Thursday, January 14, 2016

Lecture 1

Today we had definitions and notation for state, control, history, value function, etc, and have developed dynamic programming equations for a very general case and a state-structured case,. Please be patient with the notation. It is not as complex as it may first appear. Things like $a(x,u,t)$, $F(x_t,t)$, $u_t$, and $U_t$ will begin to seem like old friends once you have used them a few times.

The terminology "plant equation" for $x_{t+1}=a(x_t,u_t,t)$ derives from the fact that early optimal control theory was developed with applications to industrial processes in mind, especially chemical plants. We also call it the dynamics equation.

From this first lecture you should be taking away the key idea of dynamic programming, and the fact that problems in stages (with separable cost and a finite time horizon) can often be solved by working backwards from the final stage. The minimum length path (stage coach) problem is trivial, but should have made these ideas very intuitive. You might like to read the Wikipedia entry for Richard Bellman, who is credited with the invention of dynamic programming in 1953.

The course page gives some hyperlinks to the recommended booklist. In particular, Demitri Bertsekas has a web page for his book and slides from his lectures. You might find these interesting to browse through at some later stage.

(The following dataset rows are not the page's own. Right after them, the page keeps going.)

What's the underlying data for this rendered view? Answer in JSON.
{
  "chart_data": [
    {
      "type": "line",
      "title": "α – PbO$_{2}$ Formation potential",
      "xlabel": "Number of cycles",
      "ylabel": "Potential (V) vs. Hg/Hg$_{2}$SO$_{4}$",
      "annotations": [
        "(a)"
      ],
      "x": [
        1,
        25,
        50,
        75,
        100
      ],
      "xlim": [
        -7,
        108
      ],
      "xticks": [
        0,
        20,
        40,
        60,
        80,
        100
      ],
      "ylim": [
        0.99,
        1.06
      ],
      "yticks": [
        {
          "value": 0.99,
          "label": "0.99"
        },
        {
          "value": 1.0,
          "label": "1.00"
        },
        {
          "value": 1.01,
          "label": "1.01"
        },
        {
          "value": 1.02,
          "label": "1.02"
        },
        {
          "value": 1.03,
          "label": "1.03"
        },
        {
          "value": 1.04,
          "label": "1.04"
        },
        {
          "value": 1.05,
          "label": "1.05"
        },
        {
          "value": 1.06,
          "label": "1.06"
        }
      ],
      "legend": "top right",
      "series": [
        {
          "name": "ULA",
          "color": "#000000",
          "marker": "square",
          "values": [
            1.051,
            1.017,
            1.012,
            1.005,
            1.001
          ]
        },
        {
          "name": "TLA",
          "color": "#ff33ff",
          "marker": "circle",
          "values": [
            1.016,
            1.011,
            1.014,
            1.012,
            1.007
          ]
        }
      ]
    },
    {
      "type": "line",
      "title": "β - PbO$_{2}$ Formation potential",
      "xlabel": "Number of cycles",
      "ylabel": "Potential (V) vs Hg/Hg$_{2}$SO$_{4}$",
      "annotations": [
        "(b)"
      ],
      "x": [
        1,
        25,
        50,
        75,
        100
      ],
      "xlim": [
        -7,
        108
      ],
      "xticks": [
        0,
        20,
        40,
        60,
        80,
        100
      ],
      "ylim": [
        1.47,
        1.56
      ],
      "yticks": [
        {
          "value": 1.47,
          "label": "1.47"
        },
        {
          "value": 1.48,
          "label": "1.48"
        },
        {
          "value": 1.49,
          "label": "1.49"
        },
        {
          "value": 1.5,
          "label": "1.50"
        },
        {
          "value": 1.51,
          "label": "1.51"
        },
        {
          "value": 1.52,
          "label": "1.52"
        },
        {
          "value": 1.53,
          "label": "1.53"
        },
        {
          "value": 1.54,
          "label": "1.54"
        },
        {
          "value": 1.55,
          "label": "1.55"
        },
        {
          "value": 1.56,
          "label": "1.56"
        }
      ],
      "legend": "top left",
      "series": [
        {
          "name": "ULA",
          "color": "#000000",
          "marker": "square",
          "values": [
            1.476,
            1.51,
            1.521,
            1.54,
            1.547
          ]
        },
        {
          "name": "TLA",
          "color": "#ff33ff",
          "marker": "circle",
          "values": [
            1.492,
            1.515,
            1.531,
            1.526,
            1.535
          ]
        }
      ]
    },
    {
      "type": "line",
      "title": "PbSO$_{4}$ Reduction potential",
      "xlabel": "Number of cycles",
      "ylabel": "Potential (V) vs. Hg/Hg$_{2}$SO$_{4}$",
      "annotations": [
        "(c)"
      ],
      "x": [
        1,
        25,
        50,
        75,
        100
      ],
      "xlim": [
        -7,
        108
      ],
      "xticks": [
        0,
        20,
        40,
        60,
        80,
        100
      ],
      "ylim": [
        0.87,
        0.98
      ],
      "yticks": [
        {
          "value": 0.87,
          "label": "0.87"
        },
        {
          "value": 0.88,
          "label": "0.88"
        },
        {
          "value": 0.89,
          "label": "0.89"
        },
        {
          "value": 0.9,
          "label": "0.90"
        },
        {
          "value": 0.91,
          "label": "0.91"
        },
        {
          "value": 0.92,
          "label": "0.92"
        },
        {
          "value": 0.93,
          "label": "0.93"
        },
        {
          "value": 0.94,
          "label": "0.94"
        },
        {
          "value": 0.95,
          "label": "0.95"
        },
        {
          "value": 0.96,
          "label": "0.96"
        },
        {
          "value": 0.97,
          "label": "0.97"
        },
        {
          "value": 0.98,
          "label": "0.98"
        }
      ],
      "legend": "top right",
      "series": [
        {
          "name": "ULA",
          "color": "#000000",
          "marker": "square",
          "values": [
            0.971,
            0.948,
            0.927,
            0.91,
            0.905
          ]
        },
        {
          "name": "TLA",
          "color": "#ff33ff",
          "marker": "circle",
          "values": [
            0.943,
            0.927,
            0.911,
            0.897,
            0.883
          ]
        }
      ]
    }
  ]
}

I mentioned that I had once appeared on ITV's Who Wants to be a Millionaire (October 2003) and that playing it has aspects of dynamic programming. There is a nice Part II exam question on this, including the model solution. You might like to look at this now – simply to see the sort of mathematical problem that this course will enable you to solve. You can also view the overhead slides for a little presentation called A Mathematician Plays "Who Wants to Be a Millionaire?" which I once gave to a Royal Institution workshop for school children. You might like to see how I made best use of my "Ask the audience" lifeline by employing an idea from statistics. Basically, I asked members of the audience not to vote if they felt at all unsure of the right answer.

Examples Sheet 1. Today's lecture has provided all you need to know to do question #1 on Examples Sheet 1. In doing this rather strange question you should grasp the idea that dynamic programming applies to problems that in which cost is incurred in stages. In many problems the stages are time points ($t=0,1,\dotsc$), but in others the stages can be different.

The remaining questions are on Markov decision problems, which we will be addressing in Lectures 2-6.